Project and Master Theses for Bob O'Hara
Most of my work is with ecological data, both developing method to fit ecological models to the data, and analysing the data. We generally used Bayesian approaches, with extensions of GLMs and mixed models.
A particular focus has been on methods to integrate different data sets into a single model of a species' distribution. We have a set of analyses that we have run, but there are several clear ways to improve the models. This means we have projects to develop better models for species (e.g. for all Norwegian birds), or to develop the methods to improve the modelling process.
- Observation Biases To model where species are based on where they are seen, we have to have a model for where people go to see species.
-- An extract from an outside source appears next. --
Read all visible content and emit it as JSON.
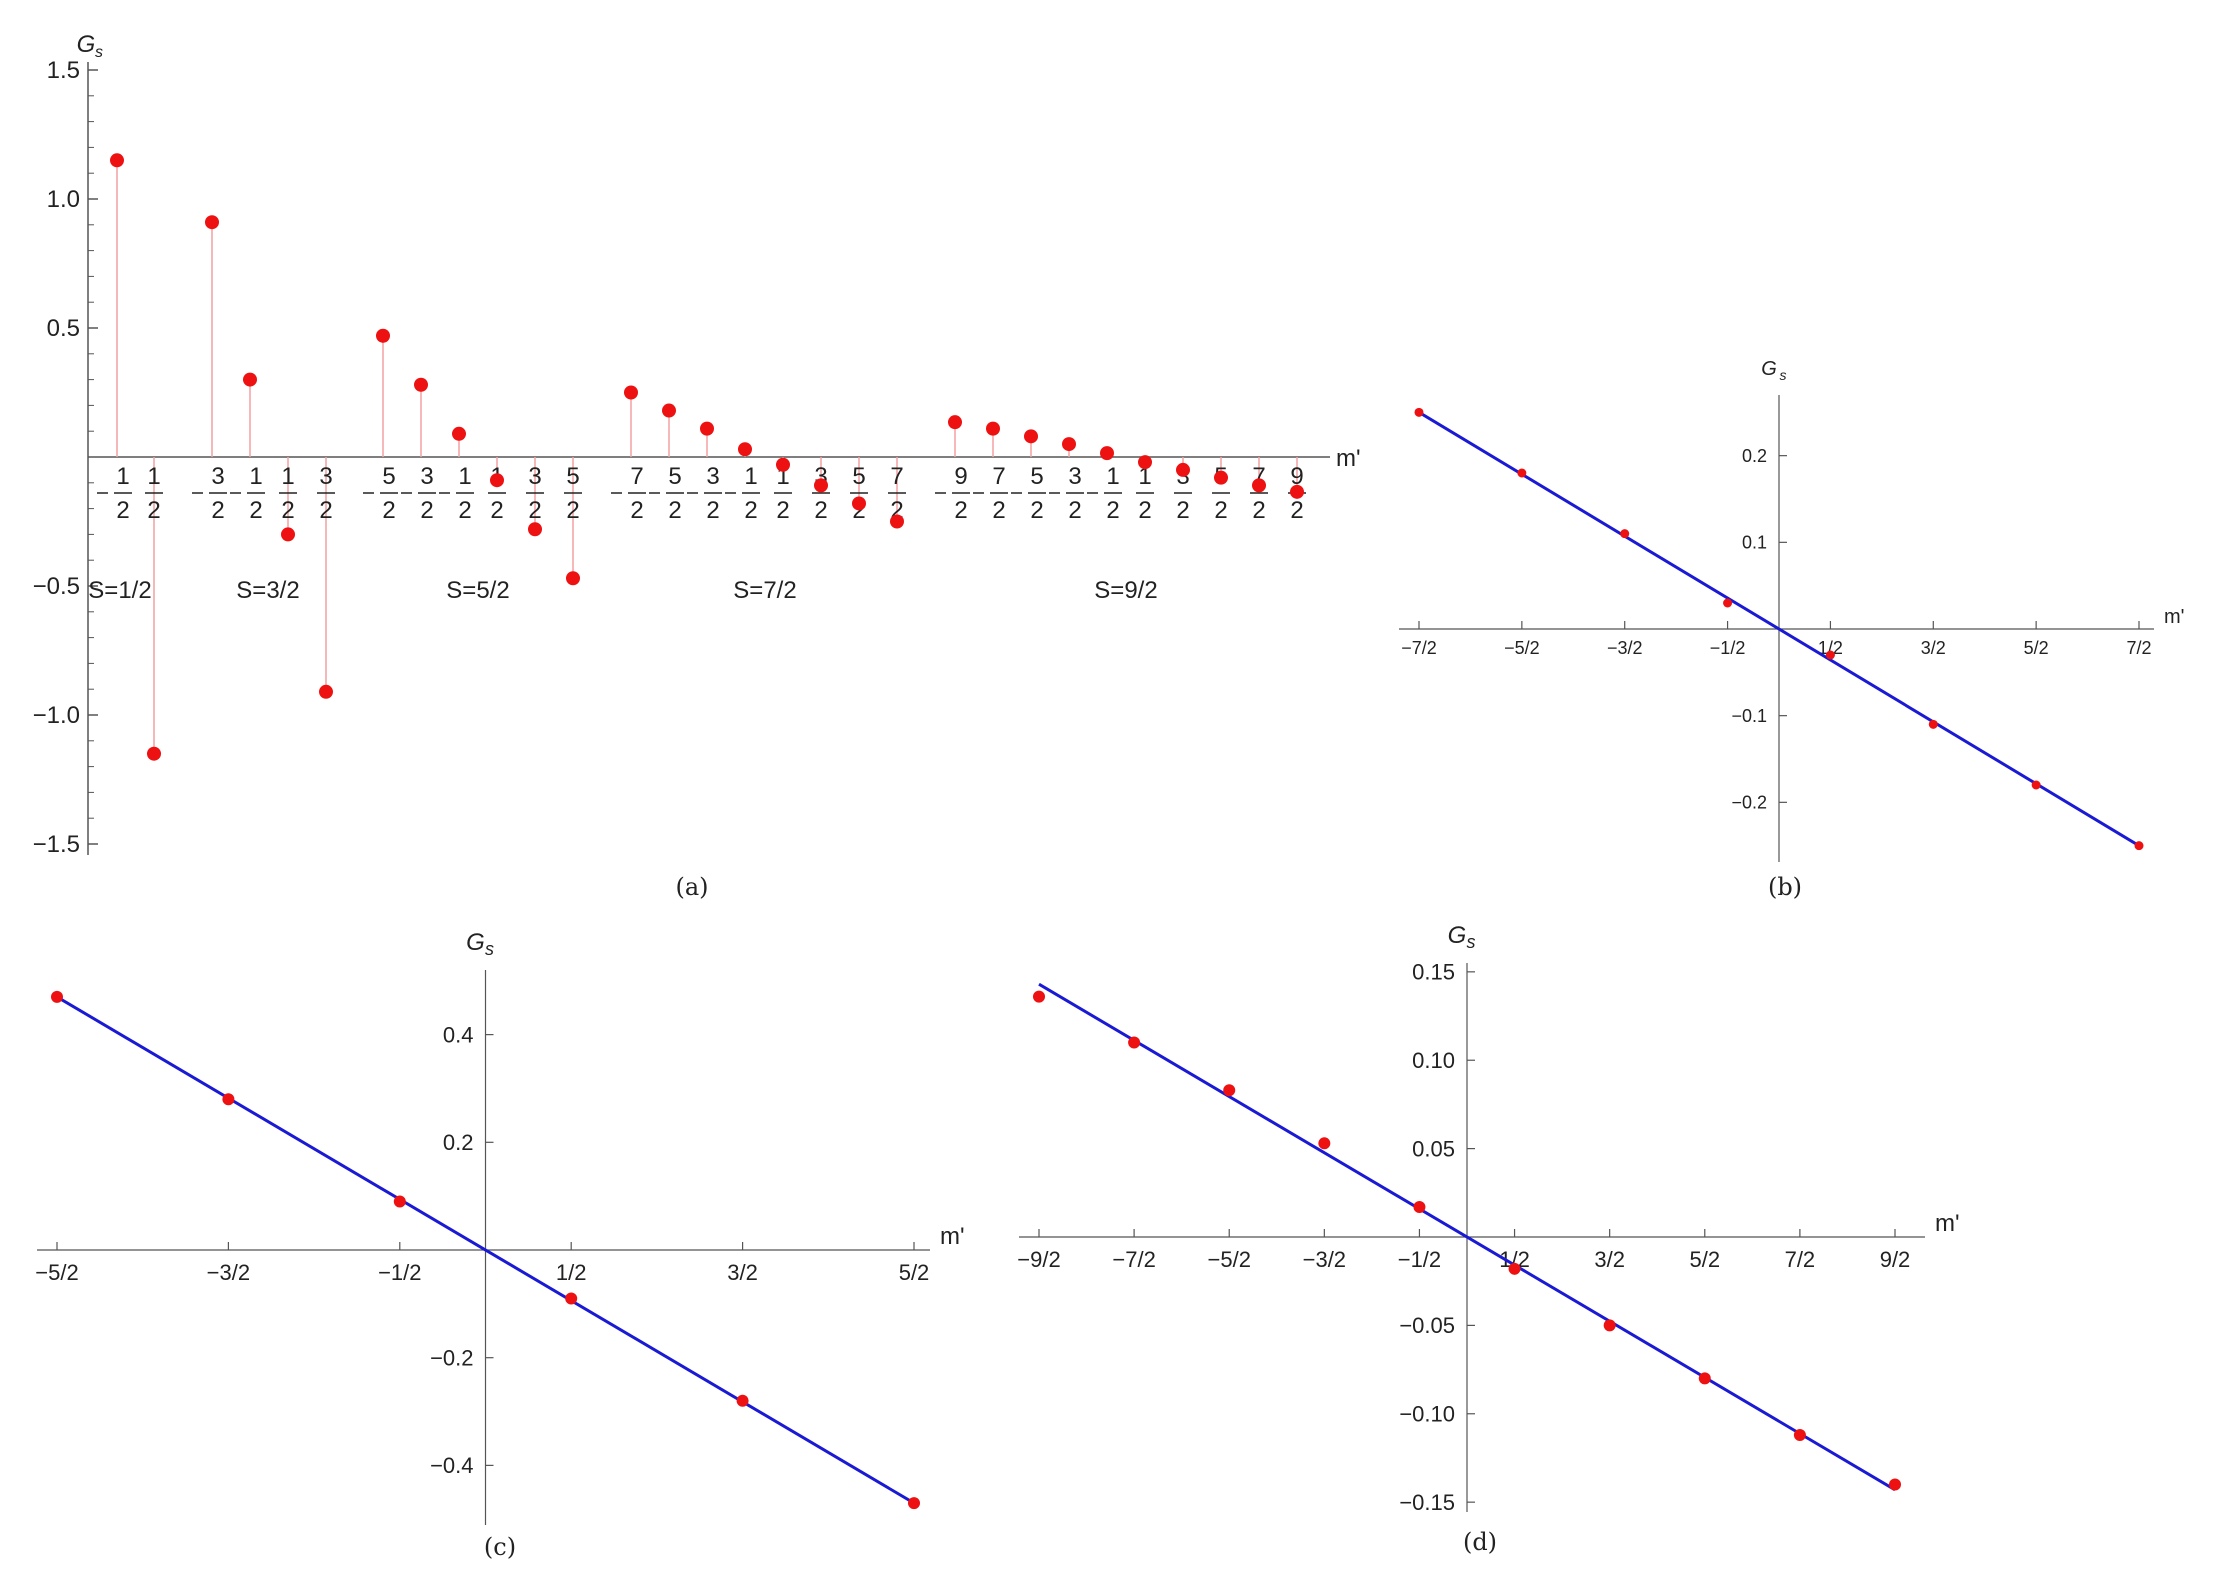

Some models have been developed but we currently do not understand how well these models work for real data. This project could look at different approaches to modelling observation effort (covariates, random fields) and how well each works: is one better, or are there trade-offs?
- Spatio-temporal Models Our current models ignore time, but this is important in practice. We are starting to develop spatio-temporal models, and this project could either focus on (1) applying the models to Norwegian species, (2) developing the computational tools to fit the models quickly, or (3) explore model development (e.g. how much data do we need?).
- Data Quality A long-running question with integrated models is how much of each sort of data do we need? Surveys are better quality but expensive, so can we replace them with citizen science observations? Can we optimise where we should survey, or highlight regions that need more observations? We can use ideas from Value of Information theory to ask where we should try to collect data (or, if we have data, what would be the cost of ignoring it).